Der österreichische Autor Elias Hirschl steht am 8. September 2026 als einziger Vertreter seines Landes auf der Shortlist für den Deutschen Buchpreis. Die Jury gab die sechs Finalisten bekannt, darunter auch Peggy Mädler mit einem Roman über Computerpionieren in der DDR. Die Vergabe des mit insgesamt 37.500 Euro dotierten Preises findet am 5. Oktober im Frankfurter Römer statt.
Die Shortlist für den Deutschen Buchpreis 2026 steht fest. Aus den 205 eingereichten Titeln, die zwischen Oktober 2025 und September 2026 veröffentlicht wurden, hat die siebenköpfige Jury sechs herausragende deutschsprachige Romane ausgewählt. Dies gab die Stiftung Buchkultur und Leseförderung des Börsenvereins des Deutschen Buchhandels bekannt. Die Bekanntgabe markiert den Startschuss für die heiße Phase vor der Verleihung, die am 5. Oktober im Kaisersaal des Frankfurter Römers zum Auftakt der Frankfurter Buchmesse zelebriert wird.

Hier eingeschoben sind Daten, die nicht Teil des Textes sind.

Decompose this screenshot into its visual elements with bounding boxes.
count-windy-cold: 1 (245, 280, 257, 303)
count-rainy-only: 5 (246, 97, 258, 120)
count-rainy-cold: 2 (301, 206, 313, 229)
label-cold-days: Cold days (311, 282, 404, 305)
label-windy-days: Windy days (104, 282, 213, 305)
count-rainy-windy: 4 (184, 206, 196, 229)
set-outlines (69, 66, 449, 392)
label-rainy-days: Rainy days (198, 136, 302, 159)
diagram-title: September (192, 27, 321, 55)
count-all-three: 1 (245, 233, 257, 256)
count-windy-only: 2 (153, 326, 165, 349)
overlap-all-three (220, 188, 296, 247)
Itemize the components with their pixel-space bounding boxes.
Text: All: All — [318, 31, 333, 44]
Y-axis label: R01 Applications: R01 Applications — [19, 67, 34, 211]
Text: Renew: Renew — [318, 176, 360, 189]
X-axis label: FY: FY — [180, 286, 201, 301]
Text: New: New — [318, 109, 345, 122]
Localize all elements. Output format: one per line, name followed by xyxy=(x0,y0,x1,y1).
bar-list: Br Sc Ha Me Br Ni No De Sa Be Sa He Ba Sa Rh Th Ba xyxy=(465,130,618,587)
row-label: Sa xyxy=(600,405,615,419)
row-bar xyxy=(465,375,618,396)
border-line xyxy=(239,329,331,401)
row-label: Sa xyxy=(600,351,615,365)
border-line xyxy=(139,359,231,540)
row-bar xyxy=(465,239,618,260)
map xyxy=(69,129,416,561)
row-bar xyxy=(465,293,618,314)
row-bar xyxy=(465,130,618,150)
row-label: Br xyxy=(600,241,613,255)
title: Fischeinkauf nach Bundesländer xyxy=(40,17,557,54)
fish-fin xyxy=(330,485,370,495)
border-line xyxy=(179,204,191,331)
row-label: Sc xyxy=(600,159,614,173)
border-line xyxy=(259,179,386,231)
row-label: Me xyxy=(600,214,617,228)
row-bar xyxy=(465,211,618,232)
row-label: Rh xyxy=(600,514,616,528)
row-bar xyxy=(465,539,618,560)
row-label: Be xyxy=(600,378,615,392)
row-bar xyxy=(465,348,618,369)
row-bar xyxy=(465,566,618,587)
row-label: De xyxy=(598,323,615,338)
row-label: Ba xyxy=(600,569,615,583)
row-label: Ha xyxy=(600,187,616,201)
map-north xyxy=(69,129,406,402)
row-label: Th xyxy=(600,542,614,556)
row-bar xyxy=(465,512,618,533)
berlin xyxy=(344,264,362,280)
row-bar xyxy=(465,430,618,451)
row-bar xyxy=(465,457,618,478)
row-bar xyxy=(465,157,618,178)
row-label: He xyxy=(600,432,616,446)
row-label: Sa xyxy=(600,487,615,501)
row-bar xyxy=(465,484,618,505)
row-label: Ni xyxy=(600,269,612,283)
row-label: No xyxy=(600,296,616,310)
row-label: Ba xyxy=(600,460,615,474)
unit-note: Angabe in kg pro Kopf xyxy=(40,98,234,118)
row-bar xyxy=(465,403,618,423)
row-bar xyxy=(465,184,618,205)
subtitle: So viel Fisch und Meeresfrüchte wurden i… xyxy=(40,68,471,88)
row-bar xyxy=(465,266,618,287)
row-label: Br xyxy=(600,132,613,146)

Elias Hirschl als einziger Österreicher im Finale mit dem Roman „Schleifen“
Bereits auf der im August veröffentlichten Longlist war Elias Hirschl der einzige Autor aus Österreich, der den Sprung unter die Kandidaten geschafft hatte. Nun zog er mit seinem im Paul Zsolnay Verlag erschienenen Werk direkt in das Sechser-Finale ein. Schleifen
verhandelt in einer überdrehten und komischen Form eine fanatische Linguistin sowie eine sektenartige Sprachguerilla, die auf der Suche nach einer gerechten Sprache sind.
Nicht auf die Shortlist geschafft hat es hingegen der ebenfalls nominierte Wiener Luftschacht Verlag mit dem Roman Aus anderem Holz
von Giuliano Musio. Damit hält Hirschl die österreichische Fahne im diesjährigen Wettbewerb allein hoch.
Peggy Mädlers DDR-Roman über Kybernetik und leise Dissidenten
Einen zentralen Platz auf der Shortlist nimmt die in Dresden geborene und seit 1994 in Berlin lebende Autorin Peggy Mädler ein. Ihr im Galiani Verlag verlegter Roman „Selbstregulierung des Herzens entführt die Leserschaft in die 1960er-Jahre der DDR und spannt den Bogen bis in die Gegenwart.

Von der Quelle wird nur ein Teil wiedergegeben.